High Point employees donated an impressive 1,700 hours to group employee events in 2004. The office represents three percent of Aetna employees, yet it accounts for 13 percent of Aetna’s group volunteer hours. High Point employees also donated more than 200 pints of blood, or five times more blood per capita than the average American.
“Once you volunteer, you’re hooked,” says Kathy Matthews, a member of the volunteer council. “It puts a positive face on Aetna in the community, but also I think it gives employees a sense of pride and accomplishment, something to remember in their work with our customers and fellow employees.” In recent years, community groups have recognized the office’s contributions. In April 2005, Project Linus – a nonprofit that makes handmade blankets and quilts and distributes them to children in need – presented the High Point office with an award for corporate citizenship. Thanks to the Council’s impressive volunteer record and the Aetna Foundation’s Community Grants Program, Aetna also has been recognized by the Corporate Volunteer Connection of Greensboro as the number one company in the area for its employee volunteerism commitment
In 2003, the American Cancer Society named the office a local “Team of the Year” for its fundraising, creativity and enthusiasm in the annual Relay for Life. It was selected from more than 5,500 teams in the region. Organizers involved the entire workplace, raising $36,790 with management challenges, “dress down” days, giveaways, walker sponsor donations and a walker autograph signing party. “Every day we help customers whose lives have been touched by cancer, and it’s a privilege to do whatever we can do to help battle this disease,” said Donna Murray, who chaired survivor activities.
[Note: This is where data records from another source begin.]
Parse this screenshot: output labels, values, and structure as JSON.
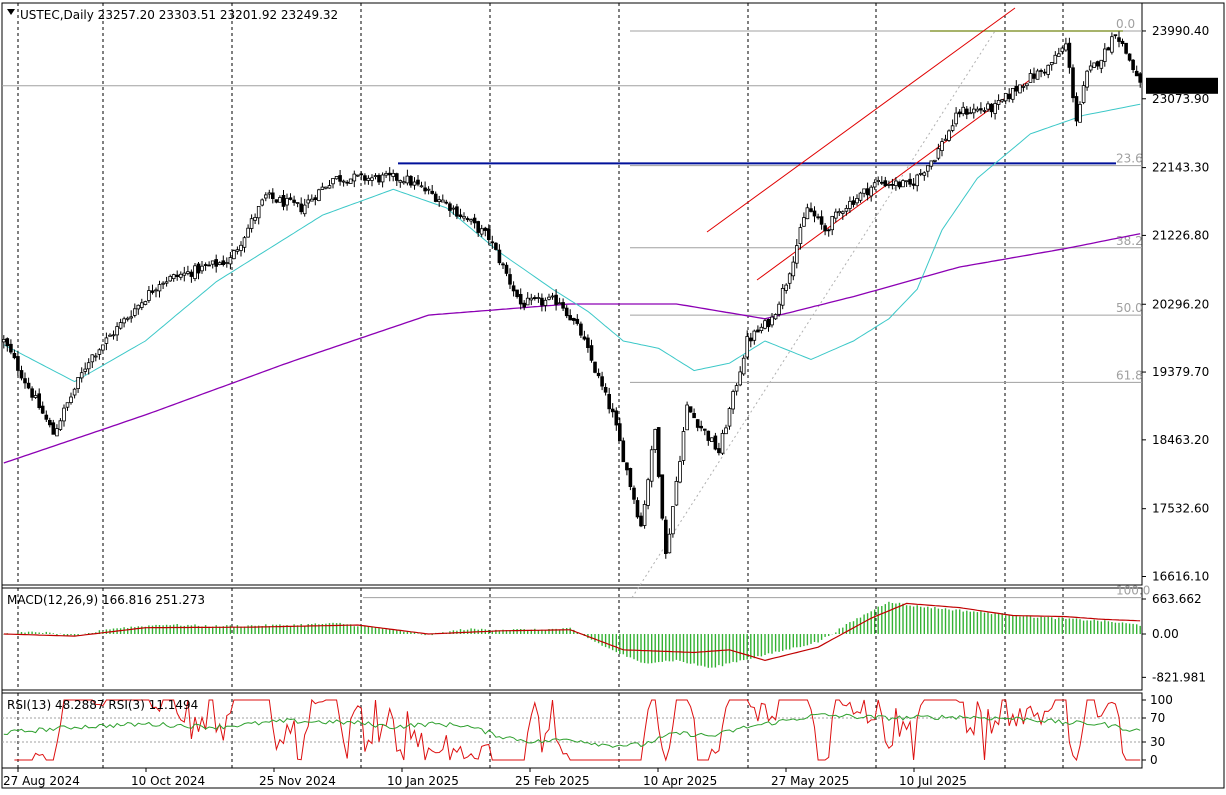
{
  "header": {
    "symbol": "USTEC,Daily",
    "ohlc": "23257.20 23303.51 23201.92 23249.32"
  },
  "colors": {
    "background": "#ffffff",
    "candle": "#000000",
    "ma_fast": "#3cc8c8",
    "ma_slow": "#8c00b4",
    "channel": "#e00000",
    "resistance": "#00109a",
    "fib_level": "#a0a0a0",
    "fib_top": "#8a9a3a",
    "macd_hist": "#34b234",
    "macd_signal": "#c00000",
    "rsi13": "#2ea02e",
    "rsi3": "#dd1010",
    "grid": "#000000"
  },
  "chart_data": [
    {
      "type": "candlestick",
      "name": "price",
      "price_axis": {
        "ticks": [
          "23990.40",
          "23073.90",
          "22143.30",
          "21226.80",
          "20296.20",
          "19379.70",
          "18463.20",
          "17532.60",
          "16616.10"
        ],
        "current_price": "23249.32"
      },
      "date_axis": [
        "27 Aug 2024",
        "10 Oct 2024",
        "25 Nov 2024",
        "10 Jan 2025",
        "25 Feb 2025",
        "10 Apr 2025",
        "27 May 2025",
        "10 Jul 2025"
      ],
      "fibonacci_levels": [
        {
          "label": "0.0",
          "price": 23990
        },
        {
          "label": "23.6",
          "price": 22170
        },
        {
          "label": "38.2",
          "price": 21060
        },
        {
          "label": "50.0",
          "price": 20150
        },
        {
          "label": "61.8",
          "price": 19240
        },
        {
          "label": "100.0",
          "price": 16330
        }
      ],
      "resistance_level": 22200,
      "anchors": [
        [
          0,
          19800
        ],
        [
          14,
          18550
        ],
        [
          24,
          19550
        ],
        [
          44,
          20600
        ],
        [
          64,
          20900
        ],
        [
          74,
          21750
        ],
        [
          84,
          21600
        ],
        [
          93,
          22000
        ],
        [
          113,
          22000
        ],
        [
          124,
          21700
        ],
        [
          137,
          21200
        ],
        [
          146,
          20300
        ],
        [
          157,
          20350
        ],
        [
          163,
          19900
        ],
        [
          172,
          18800
        ],
        [
          180,
          17300
        ],
        [
          184,
          18600
        ],
        [
          187,
          16900
        ],
        [
          193,
          18900
        ],
        [
          202,
          18300
        ],
        [
          210,
          19800
        ],
        [
          217,
          20100
        ],
        [
          221,
          20600
        ],
        [
          227,
          21600
        ],
        [
          232,
          21300
        ],
        [
          237,
          21600
        ],
        [
          247,
          21950
        ],
        [
          256,
          21900
        ],
        [
          263,
          22300
        ],
        [
          270,
          22900
        ],
        [
          280,
          22950
        ],
        [
          288,
          23300
        ],
        [
          295,
          23500
        ],
        [
          300,
          23800
        ],
        [
          303,
          22800
        ],
        [
          306,
          23400
        ],
        [
          311,
          23700
        ],
        [
          314,
          23990
        ],
        [
          318,
          23600
        ],
        [
          321,
          23249
        ]
      ],
      "ma_fast": [
        [
          0,
          19750
        ],
        [
          20,
          19250
        ],
        [
          40,
          19800
        ],
        [
          60,
          20600
        ],
        [
          90,
          21500
        ],
        [
          110,
          21850
        ],
        [
          125,
          21600
        ],
        [
          140,
          21000
        ],
        [
          155,
          20500
        ],
        [
          165,
          20200
        ],
        [
          175,
          19800
        ],
        [
          185,
          19700
        ],
        [
          195,
          19400
        ],
        [
          205,
          19500
        ],
        [
          215,
          19800
        ],
        [
          228,
          19550
        ],
        [
          240,
          19800
        ],
        [
          250,
          20100
        ],
        [
          258,
          20500
        ],
        [
          265,
          21300
        ],
        [
          275,
          22000
        ],
        [
          290,
          22600
        ],
        [
          305,
          22850
        ],
        [
          321,
          23000
        ]
      ],
      "ma_slow": [
        [
          0,
          18150
        ],
        [
          40,
          18800
        ],
        [
          80,
          19500
        ],
        [
          120,
          20150
        ],
        [
          160,
          20300
        ],
        [
          190,
          20300
        ],
        [
          215,
          20100
        ],
        [
          240,
          20400
        ],
        [
          270,
          20800
        ],
        [
          300,
          21050
        ],
        [
          321,
          21250
        ]
      ]
    },
    {
      "type": "bar",
      "name": "macd",
      "label": "MACD(12,26,9) 166.816 251.273",
      "ticks": [
        "663.662",
        "0.00",
        "-821.981"
      ],
      "hist_anchors": [
        [
          0,
          0
        ],
        [
          10,
          40
        ],
        [
          20,
          -50
        ],
        [
          30,
          100
        ],
        [
          45,
          180
        ],
        [
          60,
          150
        ],
        [
          80,
          170
        ],
        [
          95,
          200
        ],
        [
          110,
          80
        ],
        [
          120,
          -20
        ],
        [
          130,
          90
        ],
        [
          150,
          80
        ],
        [
          160,
          100
        ],
        [
          170,
          -250
        ],
        [
          180,
          -550
        ],
        [
          190,
          -500
        ],
        [
          200,
          -650
        ],
        [
          205,
          -550
        ],
        [
          215,
          -400
        ],
        [
          230,
          -150
        ],
        [
          240,
          250
        ],
        [
          250,
          620
        ],
        [
          255,
          550
        ],
        [
          270,
          450
        ],
        [
          290,
          330
        ],
        [
          310,
          250
        ],
        [
          321,
          170
        ]
      ],
      "signal_anchors": [
        [
          0,
          0
        ],
        [
          20,
          -40
        ],
        [
          40,
          120
        ],
        [
          70,
          130
        ],
        [
          100,
          170
        ],
        [
          120,
          0
        ],
        [
          140,
          60
        ],
        [
          160,
          80
        ],
        [
          175,
          -300
        ],
        [
          195,
          -350
        ],
        [
          205,
          -300
        ],
        [
          215,
          -500
        ],
        [
          230,
          -250
        ],
        [
          245,
          300
        ],
        [
          255,
          580
        ],
        [
          270,
          500
        ],
        [
          285,
          350
        ],
        [
          300,
          330
        ],
        [
          310,
          280
        ],
        [
          321,
          250
        ]
      ]
    },
    {
      "type": "line",
      "name": "rsi",
      "label": "RSI(13) 48.2887  RSI(3) 11.1494",
      "ticks": [
        "100",
        "70",
        "30",
        "0"
      ],
      "levels": [
        70,
        30
      ],
      "rsi13_anchors": [
        [
          0,
          45
        ],
        [
          20,
          55
        ],
        [
          40,
          60
        ],
        [
          60,
          55
        ],
        [
          80,
          65
        ],
        [
          100,
          62
        ],
        [
          110,
          55
        ],
        [
          120,
          60
        ],
        [
          130,
          58
        ],
        [
          140,
          40
        ],
        [
          150,
          30
        ],
        [
          160,
          35
        ],
        [
          170,
          25
        ],
        [
          180,
          25
        ],
        [
          190,
          45
        ],
        [
          200,
          40
        ],
        [
          210,
          55
        ],
        [
          230,
          75
        ],
        [
          250,
          70
        ],
        [
          270,
          72
        ],
        [
          290,
          68
        ],
        [
          300,
          62
        ],
        [
          310,
          60
        ],
        [
          321,
          48
        ]
      ]
    }
  ]
}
Many employees also volunteer on the cancer society’s event planning committees and chair some events, including an Easter care basket project for patients at a local cancer center. Our goal was to provide baskets to the patients confined at the center,” said Murray. “We had such an outpouring of generosity that we were able to supply baskets to all confined patients and deliver an additional 28 baskets for outpatients.”
The desire to help others can be explained simply, according to Angela Wall, who co-chairs the local Aetna Volunteer Council: “I love to serve. I love to help someone else.”